Su belleza poseía la singular particularidad de ser más atractiva y deslumbradora al primer golpe de vista; cuanto más se la miraba más hermosa parecía. Se pudiera decir con. justeza de esta simpática y atractiva mujer, lo que Saint-Simon ha dicho de la duquesa de Borgoña, "que su aire era el de una diosa posando sobre nubes". Todos la querían, todos se disputaban sus sonrisas. Alguien escribió: "Canta, danza con facilidad y destreza admirables, tiene dulce parlar, mímica expresiva y mil otras cualidades que sería superfluo enumerar".
El color de sus largos cabellos, de un oro fluido, le daban el mote con el que todo el mundo la designaba con familiaridad: la Güera Rodríguez. No se le llamaba de otra manera en todo México más que así, con ese apodo, y así con él ha pasado muy donairosa a las historias que de ella se cuentan ricamente salpimentadas. En México no había quien no la conociera, quien no refiriese de ella algo picante y sabroso que levantaba borbotones de risa. Sazonaba con un espolvoreo de mucha especia fina todas sus pláticas que se paladeaban con encantador deleite por lo agradable de su picor.
Linda era la Güera, llena de fácil despejo y desenvoltura. Poseía todo primor, perfección y garbo. Su rostro era idea de su claro ingenio. Hablaba con lengua pintoresca, con mucho chiste torcía el sentido de las voces. Tenía, además, donaire y gallardía en el obrar. La vida le fue siempre dulce y sabrosa. Anduvo a lo holgado y vivió a sus anchuras. Movióse entre esplendores y pasó su existencia blanda y regaladamente. Si quería algo, al punto lográbalo con mucho obsequio, pues en sus ojos y en toda su persona había perpetuamente una promesa imprecisa, así era como no se le podía decir nunca una negativa a sus deseos que manifestaba con voz tan dulce como una confitura.
El 20 de noviembre del año de gracia de 1778 hizo su entrada en el mundo y le dio la primera luz. En la pila bautismal le pusieron por nombre este calendario: María Ignacia, Javiera, Rafaela, Agustina, Feliciana. En buena consonancia con tal retahila eran sus apellidos: Rodríguez de Velasco, Ossorio, Barba, Jiménez, Bello de Pereyra, Fernández de Córdoba, Salas, Solano y Garfias.

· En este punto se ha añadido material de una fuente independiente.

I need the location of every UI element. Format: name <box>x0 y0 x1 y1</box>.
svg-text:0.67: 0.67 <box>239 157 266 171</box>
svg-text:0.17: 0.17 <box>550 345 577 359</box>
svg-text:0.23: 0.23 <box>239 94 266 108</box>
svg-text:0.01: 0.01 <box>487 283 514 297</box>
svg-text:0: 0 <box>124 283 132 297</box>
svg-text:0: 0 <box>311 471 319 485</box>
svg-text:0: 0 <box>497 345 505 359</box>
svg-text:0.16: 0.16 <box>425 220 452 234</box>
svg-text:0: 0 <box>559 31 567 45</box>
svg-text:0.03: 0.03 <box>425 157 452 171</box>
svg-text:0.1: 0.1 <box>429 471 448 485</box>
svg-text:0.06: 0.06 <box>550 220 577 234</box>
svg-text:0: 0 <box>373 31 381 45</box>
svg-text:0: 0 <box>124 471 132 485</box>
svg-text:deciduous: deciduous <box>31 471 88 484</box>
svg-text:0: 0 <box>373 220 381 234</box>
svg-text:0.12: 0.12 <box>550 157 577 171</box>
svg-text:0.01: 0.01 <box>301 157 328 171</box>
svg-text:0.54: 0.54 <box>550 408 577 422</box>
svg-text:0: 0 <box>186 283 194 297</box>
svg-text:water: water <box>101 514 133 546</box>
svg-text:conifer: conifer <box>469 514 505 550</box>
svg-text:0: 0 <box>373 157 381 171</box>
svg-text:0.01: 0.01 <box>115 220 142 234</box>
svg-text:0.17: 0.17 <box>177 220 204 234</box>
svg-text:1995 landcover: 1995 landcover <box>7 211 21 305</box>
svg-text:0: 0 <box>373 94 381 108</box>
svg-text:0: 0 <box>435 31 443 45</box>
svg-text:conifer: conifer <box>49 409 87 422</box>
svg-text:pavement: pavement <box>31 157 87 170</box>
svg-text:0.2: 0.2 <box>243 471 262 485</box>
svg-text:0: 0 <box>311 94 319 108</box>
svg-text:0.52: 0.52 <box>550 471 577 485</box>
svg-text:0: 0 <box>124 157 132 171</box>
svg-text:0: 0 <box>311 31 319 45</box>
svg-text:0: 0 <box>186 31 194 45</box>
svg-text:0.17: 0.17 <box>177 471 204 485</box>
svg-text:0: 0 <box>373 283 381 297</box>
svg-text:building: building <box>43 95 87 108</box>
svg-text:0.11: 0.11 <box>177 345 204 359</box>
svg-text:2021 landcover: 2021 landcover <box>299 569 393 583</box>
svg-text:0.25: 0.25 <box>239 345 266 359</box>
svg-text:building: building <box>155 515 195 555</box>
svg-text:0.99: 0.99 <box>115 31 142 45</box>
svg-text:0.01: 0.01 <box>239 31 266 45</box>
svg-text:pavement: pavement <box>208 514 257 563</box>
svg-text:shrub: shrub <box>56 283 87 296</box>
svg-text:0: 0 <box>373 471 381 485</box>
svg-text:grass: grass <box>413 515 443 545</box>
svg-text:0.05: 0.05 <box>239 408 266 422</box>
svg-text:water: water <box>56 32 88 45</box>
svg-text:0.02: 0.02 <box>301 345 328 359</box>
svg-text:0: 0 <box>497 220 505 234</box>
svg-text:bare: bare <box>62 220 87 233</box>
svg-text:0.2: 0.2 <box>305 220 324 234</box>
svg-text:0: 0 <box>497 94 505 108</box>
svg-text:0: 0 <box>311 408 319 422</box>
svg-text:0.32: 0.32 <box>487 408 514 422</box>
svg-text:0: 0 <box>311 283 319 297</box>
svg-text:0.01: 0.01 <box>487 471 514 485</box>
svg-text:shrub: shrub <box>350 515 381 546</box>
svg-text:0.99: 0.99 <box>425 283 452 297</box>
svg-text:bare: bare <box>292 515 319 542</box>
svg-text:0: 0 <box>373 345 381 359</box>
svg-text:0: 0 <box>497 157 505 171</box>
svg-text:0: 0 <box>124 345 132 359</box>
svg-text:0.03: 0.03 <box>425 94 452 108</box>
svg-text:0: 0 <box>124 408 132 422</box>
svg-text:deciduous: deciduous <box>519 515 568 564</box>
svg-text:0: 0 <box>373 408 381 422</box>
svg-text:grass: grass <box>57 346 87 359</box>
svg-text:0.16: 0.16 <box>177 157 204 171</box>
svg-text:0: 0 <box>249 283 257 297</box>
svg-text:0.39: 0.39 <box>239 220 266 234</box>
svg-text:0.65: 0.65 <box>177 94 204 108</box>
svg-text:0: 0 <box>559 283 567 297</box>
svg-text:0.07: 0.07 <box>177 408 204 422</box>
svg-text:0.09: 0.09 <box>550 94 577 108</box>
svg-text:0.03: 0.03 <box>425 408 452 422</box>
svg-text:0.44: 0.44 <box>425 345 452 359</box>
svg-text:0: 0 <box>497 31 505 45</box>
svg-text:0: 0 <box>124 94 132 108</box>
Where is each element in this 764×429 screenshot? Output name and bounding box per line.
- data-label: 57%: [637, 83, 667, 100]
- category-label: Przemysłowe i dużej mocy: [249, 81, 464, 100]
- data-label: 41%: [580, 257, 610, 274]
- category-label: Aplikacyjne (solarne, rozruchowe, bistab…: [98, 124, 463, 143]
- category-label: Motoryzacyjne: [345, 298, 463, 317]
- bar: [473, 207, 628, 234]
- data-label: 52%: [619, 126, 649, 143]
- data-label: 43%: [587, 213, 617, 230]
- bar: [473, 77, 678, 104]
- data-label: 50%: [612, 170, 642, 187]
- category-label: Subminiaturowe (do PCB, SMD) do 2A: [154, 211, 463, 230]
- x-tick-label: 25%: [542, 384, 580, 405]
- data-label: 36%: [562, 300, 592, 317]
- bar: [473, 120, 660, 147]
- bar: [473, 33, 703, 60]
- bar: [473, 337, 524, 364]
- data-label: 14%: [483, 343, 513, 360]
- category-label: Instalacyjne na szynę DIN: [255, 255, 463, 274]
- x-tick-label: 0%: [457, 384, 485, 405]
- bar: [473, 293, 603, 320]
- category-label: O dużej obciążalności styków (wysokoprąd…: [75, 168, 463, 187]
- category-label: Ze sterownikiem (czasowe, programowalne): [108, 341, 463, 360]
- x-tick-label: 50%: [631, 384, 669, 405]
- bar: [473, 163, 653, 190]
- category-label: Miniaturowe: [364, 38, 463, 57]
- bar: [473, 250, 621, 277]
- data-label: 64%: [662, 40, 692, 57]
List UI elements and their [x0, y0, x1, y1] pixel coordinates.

Gobernaba por entonces la Nueva España el buen virrey don Fray Antonio María de Bucareli y Ursúa. Desde la fecha en que María Ignacia vino a la vida, causó gran admiración su belleza; todos se hacían ojos para ver a tan linda criatura; a sus padres no les cabía en su capacidad el gusto. Y dijimos que lo eran doña María Ignacia Ossorio y Barba de Pereyra. . . y don Antonio Rodríguez de Velasco y Jiménez. Estos honrados señores y todos sus antepasados, destilaron en la Güera grandes virtudes esenciales, que ella se cultivó siempre a lo largo de su vida con delicadeza esmerada.

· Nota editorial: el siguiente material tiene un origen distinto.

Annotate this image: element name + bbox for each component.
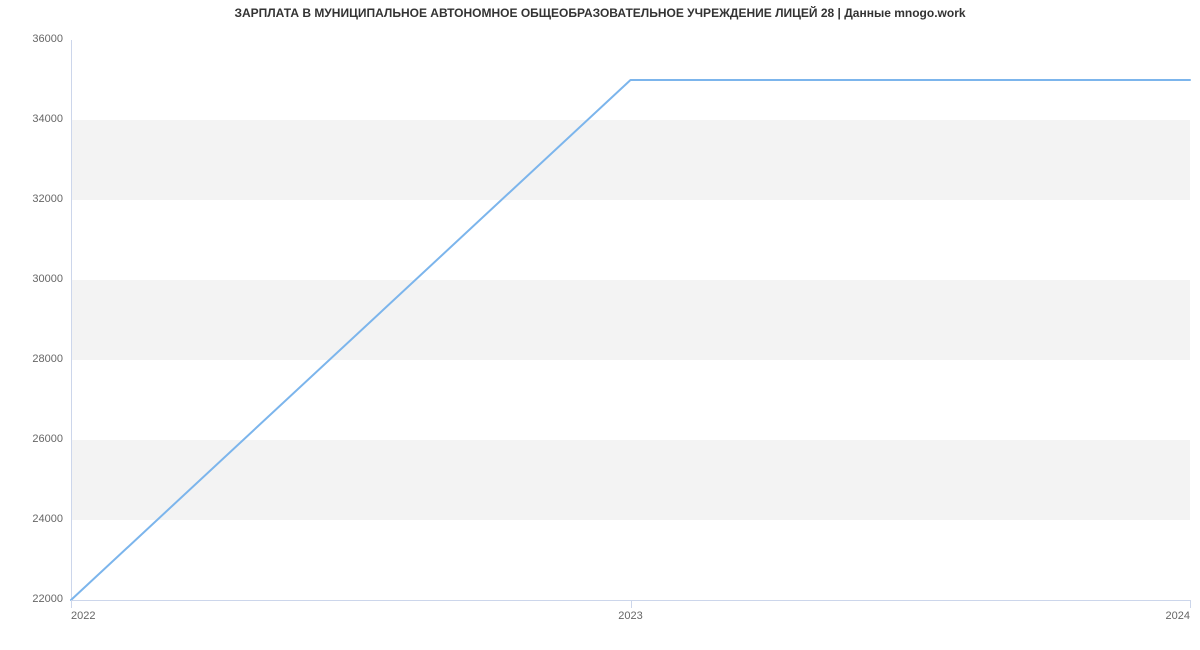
series-line-salary bbox=[71, 80, 1190, 600]
x-tick-mark bbox=[631, 600, 632, 608]
y-tick-label: 26000 bbox=[13, 433, 63, 445]
y-tick-label: 36000 bbox=[13, 33, 63, 45]
salary-line-chart: ЗАРПЛАТА В МУНИЦИПАЛЬНОЕ АВТОНОМНОЕ ОБЩЕ… bbox=[0, 0, 1200, 650]
y-tick-label: 22000 bbox=[13, 593, 63, 605]
x-tick-label: 2022 bbox=[71, 610, 131, 622]
x-tick-label: 2024 bbox=[1130, 610, 1190, 622]
plot-area bbox=[71, 40, 1190, 600]
x-tick-mark bbox=[71, 600, 72, 608]
series-layer bbox=[71, 40, 1190, 600]
y-tick-label: 30000 bbox=[13, 273, 63, 285]
chart-title: ЗАРПЛАТА В МУНИЦИПАЛЬНОЕ АВТОНОМНОЕ ОБЩЕ… bbox=[0, 6, 1200, 20]
y-tick-label: 32000 bbox=[13, 193, 63, 205]
x-tick-mark bbox=[1190, 600, 1191, 608]
x-tick-label: 2023 bbox=[601, 610, 661, 622]
y-tick-label: 34000 bbox=[13, 113, 63, 125]
y-tick-label: 24000 bbox=[13, 513, 63, 525]
y-tick-label: 28000 bbox=[13, 353, 63, 365]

Desde muy niña su ingeniosidad se daba la mano con su aplicación y se le notó su gallardo entendimiento y también que quería ir a rienda suelta por sólo sus caprichos. Únicamente apetecía gastar el tiempo en cosas de gusto y contento. No tenía número en sus demandas y antojos. Desde muy criatura ostentaba su fértil inventiva y tuvo gracia de buenos dichos; volvía con agudeza una frase y lindamente jugaba del vocablo. Aún era muy moza y con una palabra sazonada y risueña hallaba expediente y daba salida. La fama de su gentileza volaba muy alto por toda la ciudad de México. Era amiga de mirar y de ser vista e iba abriendo con sus pestañas heridas de las que no cierran.